MoMoAcT, a Berlin- and Istanbul-based interdisciplinary art production initiative, will be restaging “Dumrul ile Azrail” (“Dumrul and the Grim Reaper”). their first retrospective play. Adapted from author Murathan Mungan’s story, the play uses storyteller Dede Korkut’s Deli Dumrul story as a reference. Having being staged for the first time at Istanbul Theatre Festival in 2000, “Dumrul ile Azrail” explores the concepts of memory, narrative, life, death and love with their new players and a new conception of staging.
4 international productions
Despite the pandemic, the festival brings four international projects to the audience this year. “Diagonale Ascendante,” the opening show of the festival, is a dance project performed by the French troupe Retouramont and choreographed by Fabrice Guillot. Nathalie Tedesco and Fanny Gombert question the limits of their bodies in ascension and the energy of their bodies by climbing a steep structure.

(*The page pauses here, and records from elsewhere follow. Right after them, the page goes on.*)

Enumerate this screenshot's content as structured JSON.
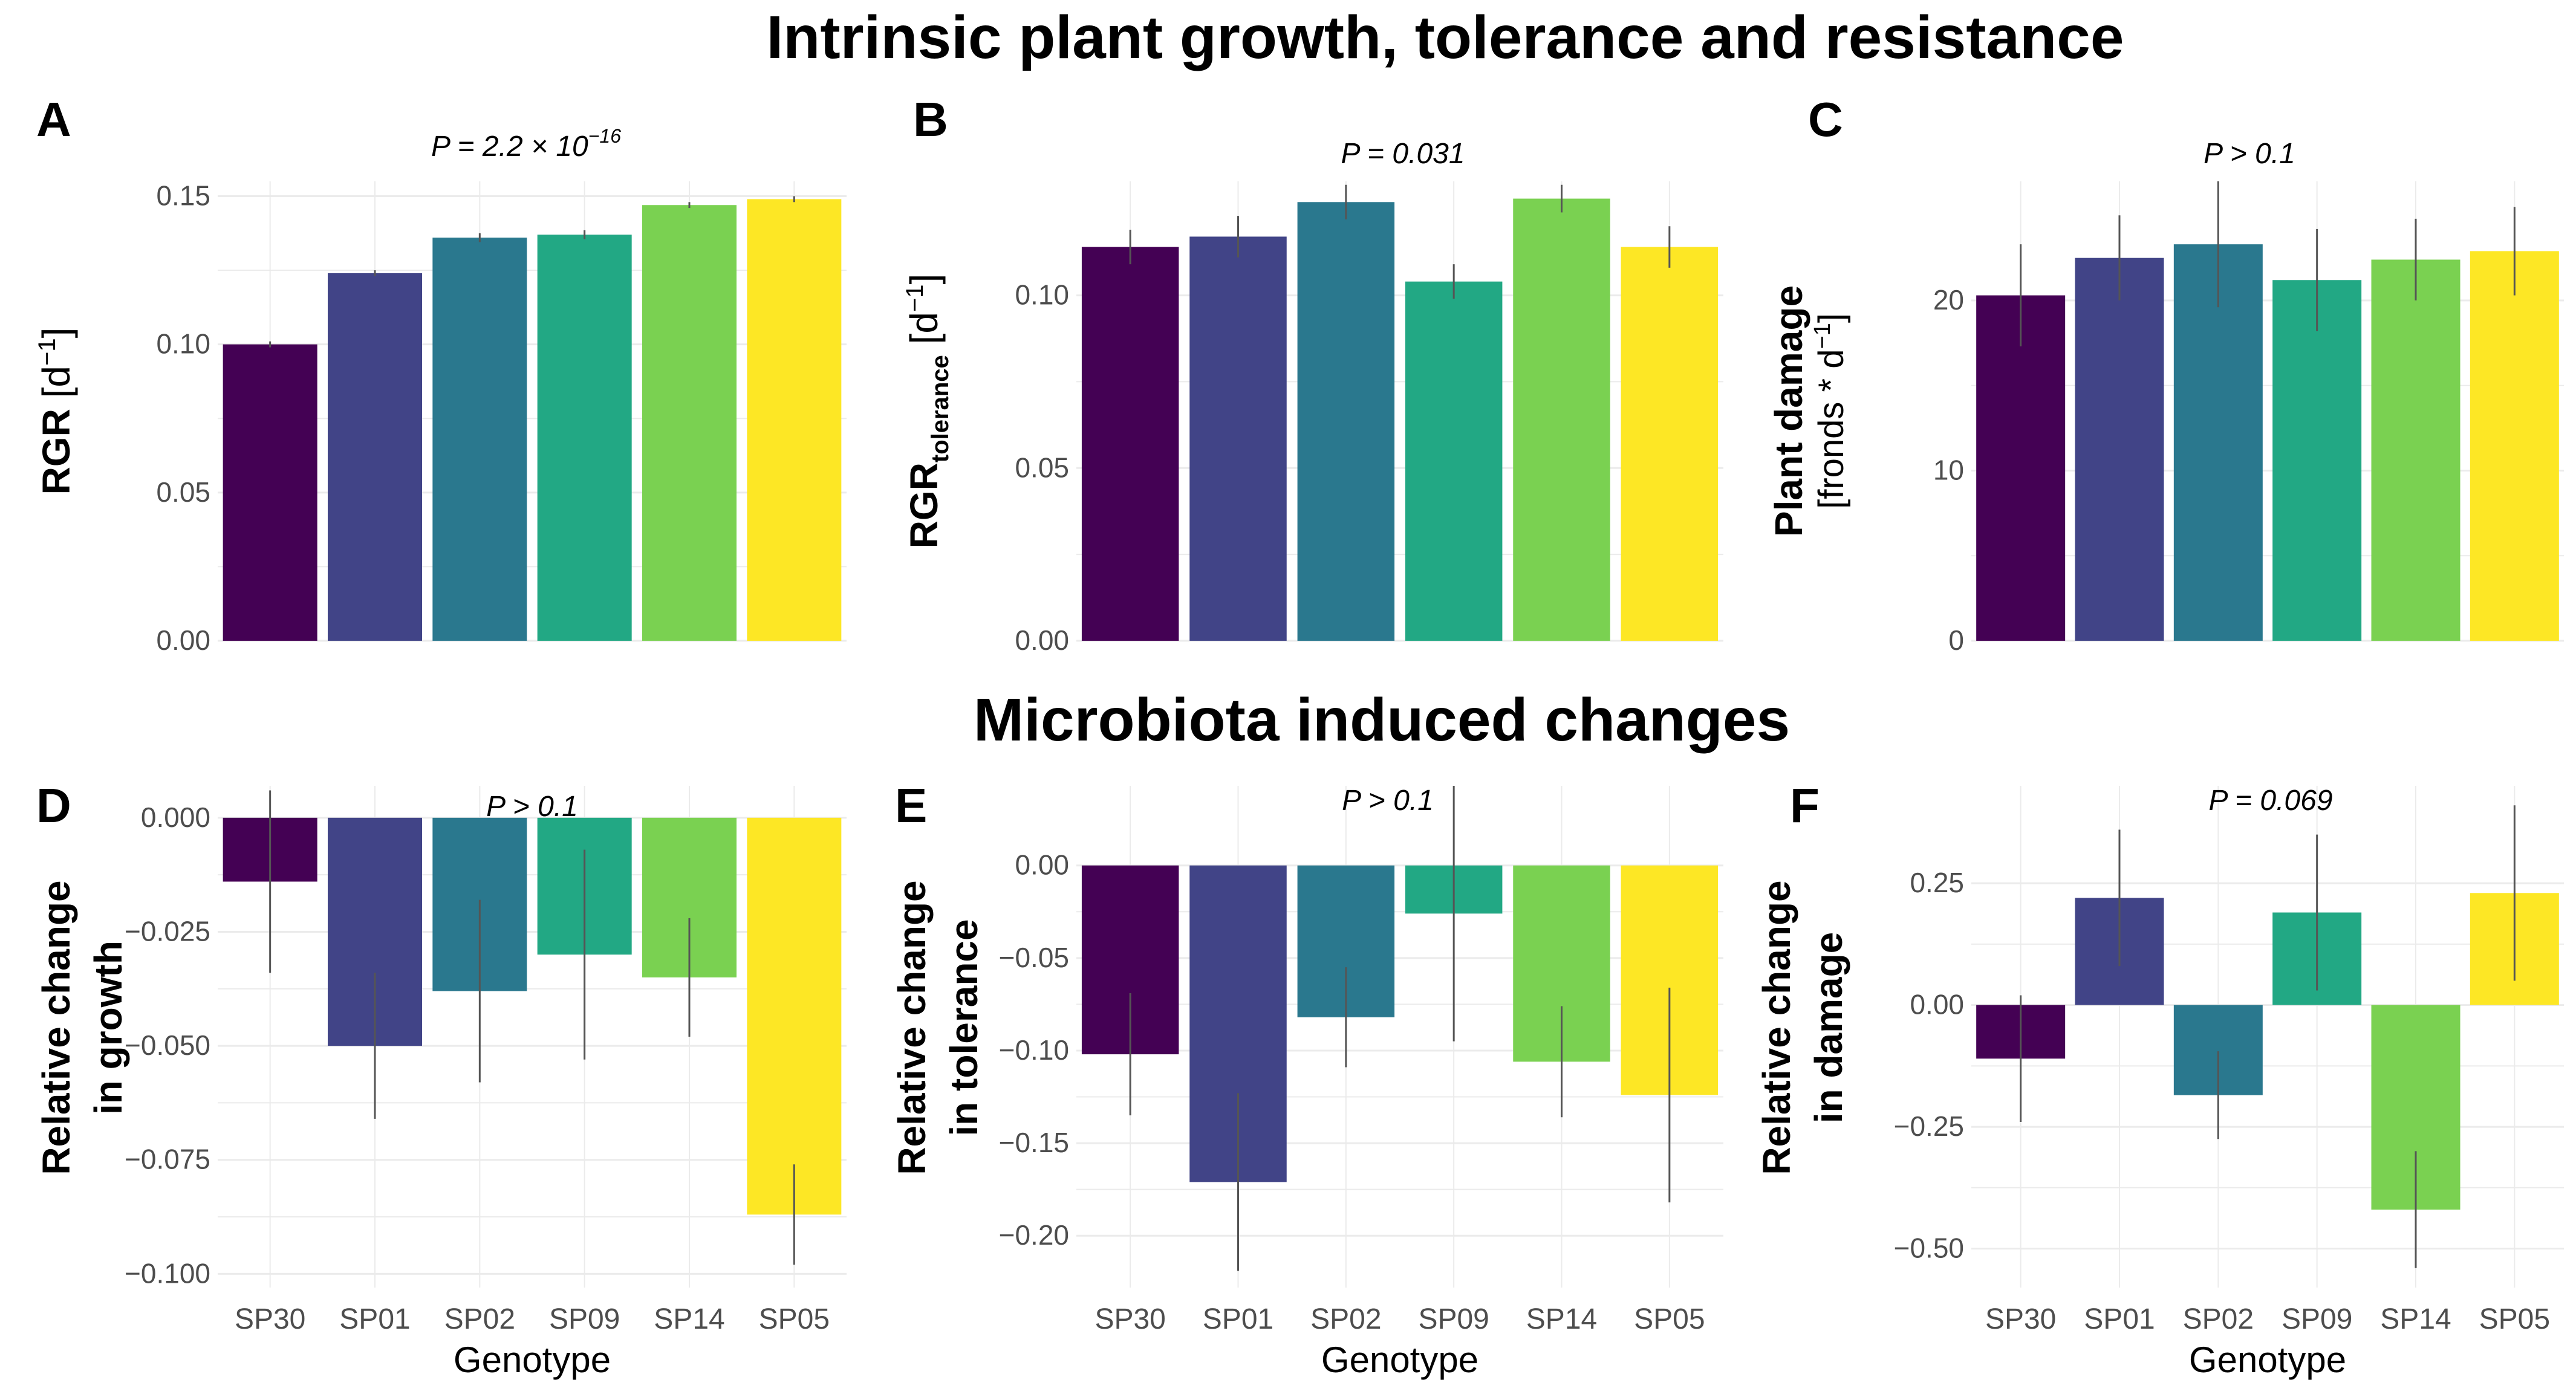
{
  "titles": {
    "top": "Intrinsic plant growth, tolerance and resistance",
    "middle": "Microbiota induced changes"
  },
  "colors": {
    "SP30": "#440154",
    "SP01": "#414487",
    "SP02": "#2a788e",
    "SP09": "#22a884",
    "SP14": "#7ad151",
    "SP05": "#fde725",
    "grid": "#ebebeb",
    "errorbar": "#555555"
  },
  "chart_data": [
    {
      "panel": "A",
      "type": "bar",
      "title": "P = 2.2 × 10",
      "title_sup": "−16",
      "ylabel_main": "RGR",
      "ylabel_unit": "[d",
      "categories": [
        "SP30",
        "SP01",
        "SP02",
        "SP09",
        "SP14",
        "SP05"
      ],
      "values": [
        0.1,
        0.124,
        0.136,
        0.137,
        0.147,
        0.149
      ],
      "errors": [
        0.001,
        0.001,
        0.0015,
        0.0015,
        0.001,
        0.001
      ],
      "ylim": [
        0,
        0.155
      ],
      "yticks": [
        0,
        0.05,
        0.1,
        0.15
      ],
      "ytick_labels": [
        "0.00",
        "0.05",
        "0.10",
        "0.15"
      ],
      "xlabel": ""
    },
    {
      "panel": "B",
      "type": "bar",
      "title": "P = 0.031",
      "ylabel_main": "RGR",
      "ylabel_sub": "tolerance",
      "ylabel_unit": "[d",
      "categories": [
        "SP30",
        "SP01",
        "SP02",
        "SP09",
        "SP14",
        "SP05"
      ],
      "values": [
        0.114,
        0.117,
        0.127,
        0.104,
        0.128,
        0.114
      ],
      "errors": [
        0.005,
        0.006,
        0.005,
        0.005,
        0.004,
        0.006
      ],
      "ylim": [
        0,
        0.133
      ],
      "yticks": [
        0,
        0.05,
        0.1
      ],
      "ytick_labels": [
        "0.00",
        "0.05",
        "0.10"
      ],
      "xlabel": ""
    },
    {
      "panel": "C",
      "type": "bar",
      "title": "P > 0.1",
      "ylabel_main": "Plant damage",
      "ylabel_unit": "[fronds * d",
      "categories": [
        "SP30",
        "SP01",
        "SP02",
        "SP09",
        "SP14",
        "SP05"
      ],
      "values": [
        20.3,
        22.5,
        23.3,
        21.2,
        22.4,
        22.9
      ],
      "errors": [
        3.0,
        2.5,
        3.7,
        3.0,
        2.4,
        2.6
      ],
      "ylim": [
        0,
        27
      ],
      "yticks": [
        0,
        10,
        20
      ],
      "ytick_labels": [
        "0",
        "10",
        "20"
      ],
      "xlabel": ""
    },
    {
      "panel": "D",
      "type": "bar",
      "title": "P > 0.1",
      "ylabel_line1": "Relative change",
      "ylabel_line2": "in growth",
      "categories": [
        "SP30",
        "SP01",
        "SP02",
        "SP09",
        "SP14",
        "SP05"
      ],
      "values": [
        -0.014,
        -0.05,
        -0.038,
        -0.03,
        -0.035,
        -0.087
      ],
      "errors": [
        0.02,
        0.016,
        0.02,
        0.023,
        0.013,
        0.011
      ],
      "ylim": [
        -0.103,
        0.007
      ],
      "yticks": [
        -0.1,
        -0.075,
        -0.05,
        -0.025,
        0
      ],
      "ytick_labels": [
        "−0.100",
        "−0.075",
        "−0.050",
        "−0.025",
        "0.000"
      ],
      "xlabel": "Genotype"
    },
    {
      "panel": "E",
      "type": "bar",
      "title": "P > 0.1",
      "ylabel_line1": "Relative change",
      "ylabel_line2": "in tolerance",
      "categories": [
        "SP30",
        "SP01",
        "SP02",
        "SP09",
        "SP14",
        "SP05"
      ],
      "values": [
        -0.102,
        -0.171,
        -0.082,
        -0.026,
        -0.106,
        -0.124
      ],
      "errors": [
        0.033,
        0.048,
        0.027,
        0.069,
        0.03,
        0.058
      ],
      "ylim": [
        -0.228,
        0.043
      ],
      "yticks": [
        -0.2,
        -0.15,
        -0.1,
        -0.05,
        0
      ],
      "ytick_labels": [
        "−0.20",
        "−0.15",
        "−0.10",
        "−0.05",
        "0.00"
      ],
      "xlabel": "Genotype"
    },
    {
      "panel": "F",
      "type": "bar",
      "title": "P = 0.069",
      "ylabel_line1": "Relative change",
      "ylabel_line2": "in damage",
      "categories": [
        "SP30",
        "SP01",
        "SP02",
        "SP09",
        "SP14",
        "SP05"
      ],
      "values": [
        -0.11,
        0.22,
        -0.185,
        0.19,
        -0.42,
        0.23
      ],
      "errors": [
        0.13,
        0.14,
        0.09,
        0.16,
        0.12,
        0.18
      ],
      "ylim": [
        -0.58,
        0.45
      ],
      "yticks": [
        -0.5,
        -0.25,
        0,
        0.25
      ],
      "ytick_labels": [
        "−0.50",
        "−0.25",
        "0.00",
        "0.25"
      ],
      "xlabel": "Genotype"
    }
  ]
}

The international dance troupe Club Guy & Roni will be taking part in the Dutch Selection section of the festival with their latest dance. The performance will be broadcast live from the Netherlands. Having received appreciation from the audience for their unique interpretation of classical ballet, the troupe adapts “Swan Lake” to the stage in a unique style.
“Who Killed My Father?,” another part of the Dutch Selection, is an adaptation from the third autobiographical novel by Edouard Louis, one of the most notable writers of recent years.
“Dopo La Battaglia” (“After the Battle”) by Pippo Delbono is a composition that opens wide the doors of our existential darkness, in a constant stream that goes through the gap it has created. The words of writers and poets such as Antonin Artaud, Franz Kafka, Alda Merini, Pier Paolo Pasolini, Walt Whitman, Rainer Maria Rilke and Alejandra Pizarnik, will echo once again in this quasi-ritual performance.